Sunday, March 3, 2013

Two Books

2013 has introduced me to the writer, Ben Fountain.  A review of Billy Lynn's Long Halftime Walk, Fountain's novel about the Iraq War first drew my attention.  I'm a sucker for war fiction which to my way of thinking is about the only way a writer can convey war's genuine absurdity and the many ways individual find a way to survive that absurd but deadly experience.  The story, about an infantry squad whose heroism under fire is captured video and vaults them into a two-week celebrity US tour to rebuild flagging support for a war has worn out its welcome, is a clever indirect look at war and the society that sends its soldiers to war. 

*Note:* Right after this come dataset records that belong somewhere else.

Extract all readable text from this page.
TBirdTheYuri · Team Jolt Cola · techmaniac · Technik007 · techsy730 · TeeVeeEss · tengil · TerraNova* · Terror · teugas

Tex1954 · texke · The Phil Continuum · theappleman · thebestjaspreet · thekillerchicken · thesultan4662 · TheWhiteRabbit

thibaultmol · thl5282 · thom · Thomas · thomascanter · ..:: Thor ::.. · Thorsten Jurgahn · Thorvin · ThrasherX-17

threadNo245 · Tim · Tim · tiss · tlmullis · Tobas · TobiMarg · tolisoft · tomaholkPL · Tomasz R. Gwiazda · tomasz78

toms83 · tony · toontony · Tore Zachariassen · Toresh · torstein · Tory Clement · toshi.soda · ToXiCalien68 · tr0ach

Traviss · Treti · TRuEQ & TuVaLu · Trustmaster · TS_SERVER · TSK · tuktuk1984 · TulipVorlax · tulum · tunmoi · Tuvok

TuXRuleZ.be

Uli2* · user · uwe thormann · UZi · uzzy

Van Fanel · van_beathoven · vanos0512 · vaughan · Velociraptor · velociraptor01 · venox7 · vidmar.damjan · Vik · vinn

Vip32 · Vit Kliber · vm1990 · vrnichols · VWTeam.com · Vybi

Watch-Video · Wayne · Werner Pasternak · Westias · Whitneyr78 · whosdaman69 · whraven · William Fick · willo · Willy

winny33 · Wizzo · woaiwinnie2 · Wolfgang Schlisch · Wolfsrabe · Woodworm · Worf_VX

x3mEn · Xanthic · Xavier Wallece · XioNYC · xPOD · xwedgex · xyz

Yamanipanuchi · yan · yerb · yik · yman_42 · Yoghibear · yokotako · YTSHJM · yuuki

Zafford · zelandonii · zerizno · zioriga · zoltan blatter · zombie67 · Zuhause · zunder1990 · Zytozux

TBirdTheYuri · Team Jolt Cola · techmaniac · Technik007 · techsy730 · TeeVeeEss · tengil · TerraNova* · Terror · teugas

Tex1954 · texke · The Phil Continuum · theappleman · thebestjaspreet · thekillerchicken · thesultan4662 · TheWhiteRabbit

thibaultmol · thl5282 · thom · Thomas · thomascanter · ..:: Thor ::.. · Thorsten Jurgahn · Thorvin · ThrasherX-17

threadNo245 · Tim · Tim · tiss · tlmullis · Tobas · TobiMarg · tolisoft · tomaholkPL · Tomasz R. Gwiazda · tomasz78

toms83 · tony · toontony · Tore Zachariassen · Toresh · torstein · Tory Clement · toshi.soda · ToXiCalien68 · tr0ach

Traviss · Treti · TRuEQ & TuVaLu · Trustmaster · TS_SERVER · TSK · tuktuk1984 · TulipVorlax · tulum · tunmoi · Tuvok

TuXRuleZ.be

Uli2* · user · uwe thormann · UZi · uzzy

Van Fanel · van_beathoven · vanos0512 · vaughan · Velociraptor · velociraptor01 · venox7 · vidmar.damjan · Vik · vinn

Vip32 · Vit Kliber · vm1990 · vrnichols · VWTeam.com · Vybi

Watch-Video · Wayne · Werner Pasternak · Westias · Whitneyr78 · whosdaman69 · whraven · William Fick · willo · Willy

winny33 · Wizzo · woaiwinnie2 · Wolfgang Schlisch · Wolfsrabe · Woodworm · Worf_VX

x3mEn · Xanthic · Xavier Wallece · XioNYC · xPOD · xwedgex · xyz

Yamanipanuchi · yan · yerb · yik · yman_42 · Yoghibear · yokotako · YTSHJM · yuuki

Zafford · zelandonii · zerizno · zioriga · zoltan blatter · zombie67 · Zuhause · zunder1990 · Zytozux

Fountain's narrator, Billy Lynn, is 19 from small-town Texas.  He understands his job but little about the world.  For Billy, the two week tour is almost as harrowing as the war itself.  At least in combat, Billy knows the score, knows how to act.  Mixing with celebrities and a fawning public that knows the mantra "Support the Troops" far more than it knows what it is supporting them to do, is more challenging and leaves him uncertain about what seemed so certain under fire. 

Billy's gradual awaking is set among the glitz and pageantry of Thanksgiving Day football.  The backstory is slowly revealed as the day progresses and Billy's fellow soldiers, now known popularly as "the Bravos" find their way through all of the hype.  Fountain makes it all sound real, each Bravo is a fully developed individual with his own take on the war.  They are young grunts, acting as young soldiers do, looking for the party, looking for the escape from the reality that always awaits them.  Along the way they provide a mirror that shows America still unwilling to recognize that reality. 

That deeper truth is what makes the story real to me.  Fountain's soldiers are blasphemous, their world laced with black humor.  The Bravos worldview is the eternal worldview of the infantry soldier; their inevitable fate frees them of the lies that the living build to protect themselves from the truth.  For the infantry soldier, life is short and cheap.  The infantry soldier can live with that.

Fountain tells the story well, with lively characters.  So well that I immediately found a copy of his short story collection, Brief Encounters with Che Guevara.  The format and settings are different but here too Fountain demonstrates his ability to get beyond fact and objective reality to examine human thought and behavior.  None of the characters in these stories are in control, not John Blair, the ornithologist held captive by rebel guerrillas; not Jill, the aid worker in Sierra Leone; not the Haitian fishermen who find the drugs left on the shore.  None are in charge but most figure something out.  They manage.  All of the stories are compelling and eminently believable.